So me and Adam, Adam the creator, Adam Padilla, were on the phone one day.
this is one of those moments that like will when I feel like when my life flashes before my eyes
this is one of those things that's like going to be in the top 10 moments we were on the phone
and we were talking about like things we could do ways to expand whatever he's like he doesn't
own influencers in the wild he's brand fire he does branding and he's genius like unbelievable
creative Photoshop writer very funny I do the meme daddy's podcast with him he's so funny
It's like stupid, but I was on the phone with him, and he's talking about games.
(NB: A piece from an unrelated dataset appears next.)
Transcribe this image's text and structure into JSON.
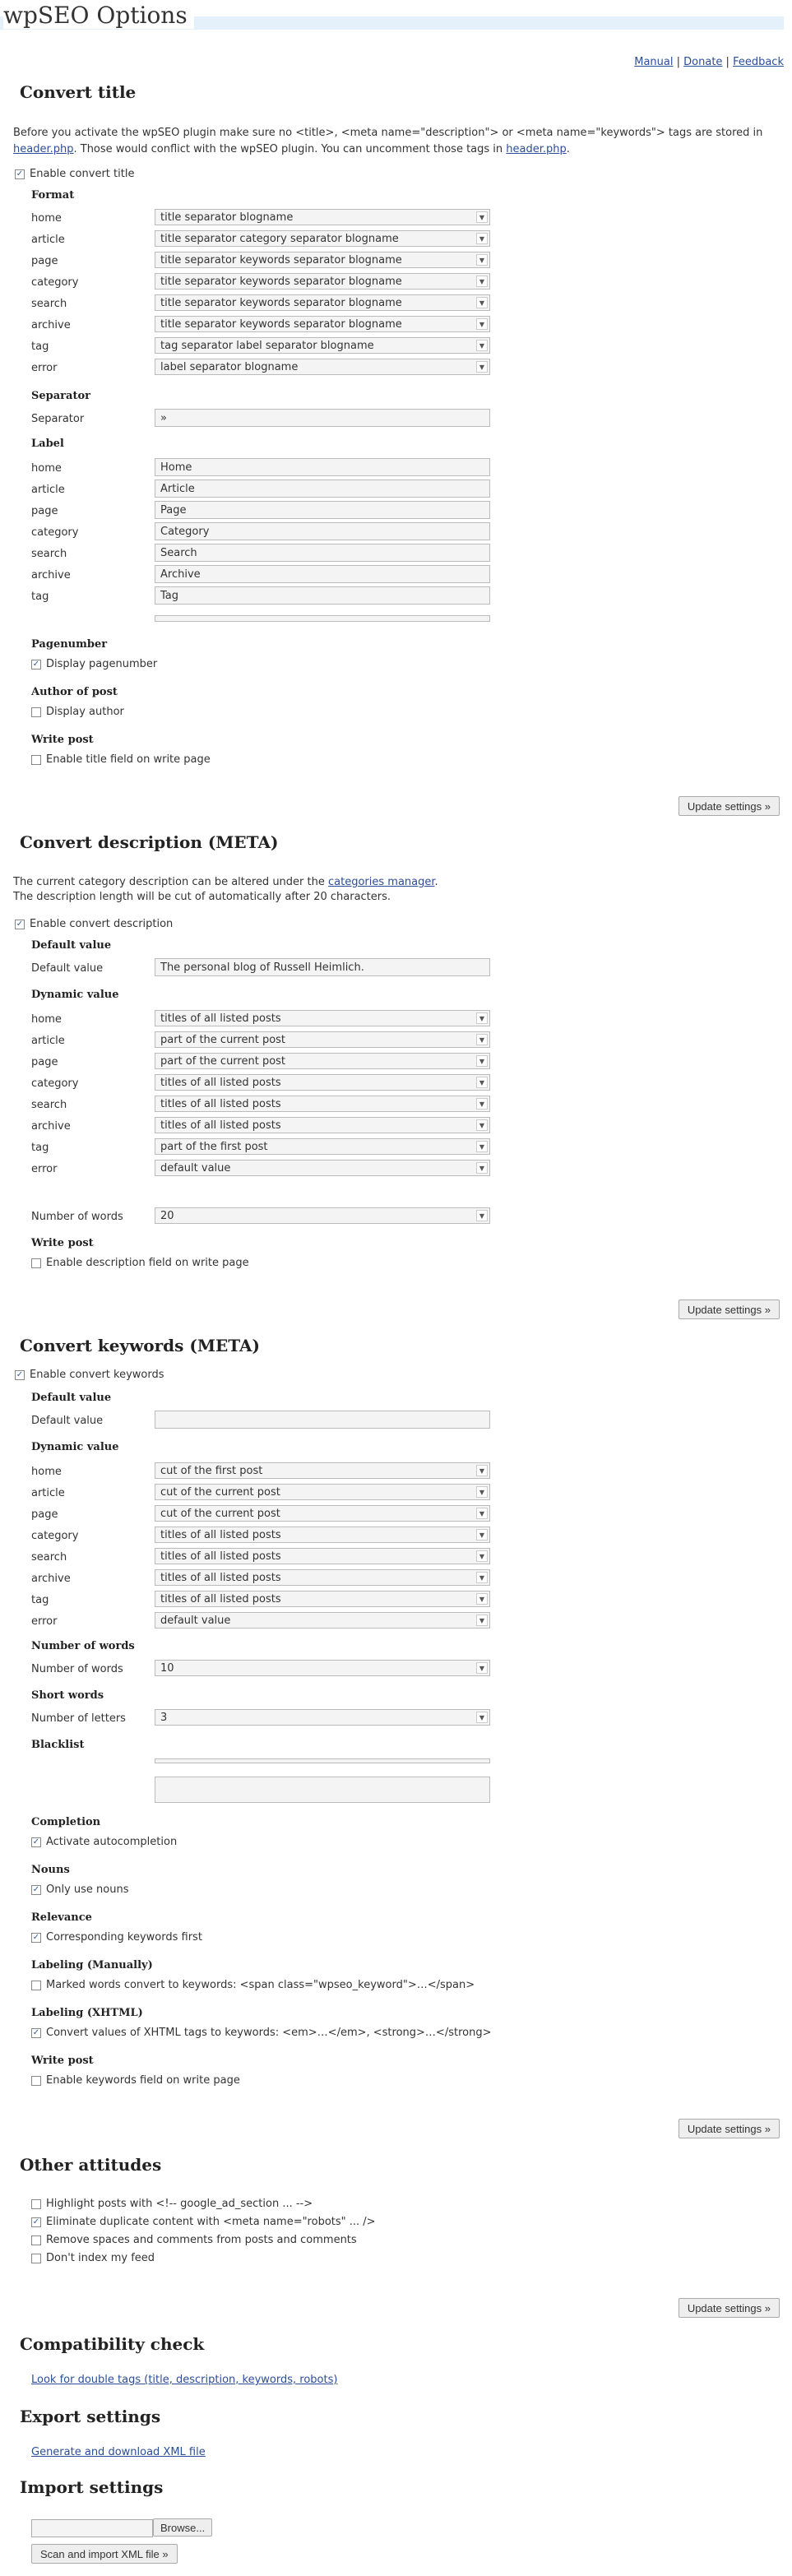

Like, maybe we should do a game of some sort.
And I was like, I don't remember exactly how the conversation went,
but I remember sitting up on my couch and going, bro, and he hates when I do this.
And I was like, bro, oh my God.
He's like, what, what?
I was like, hold on a second.
I didn't even want to let it out because I was like, I wanted to hold on to that tension.
So you fucking knew.
In my heart, I was like, bro, what if we made a game where influencers traveled on a board around the world to all these dumb influencer spots?
They go to Bali, they go to Touloum, they go to the pink wall, and they rack up followers instead of money.
And he just lost it.
He's like, that is the funniest thing I've ever heard in my life.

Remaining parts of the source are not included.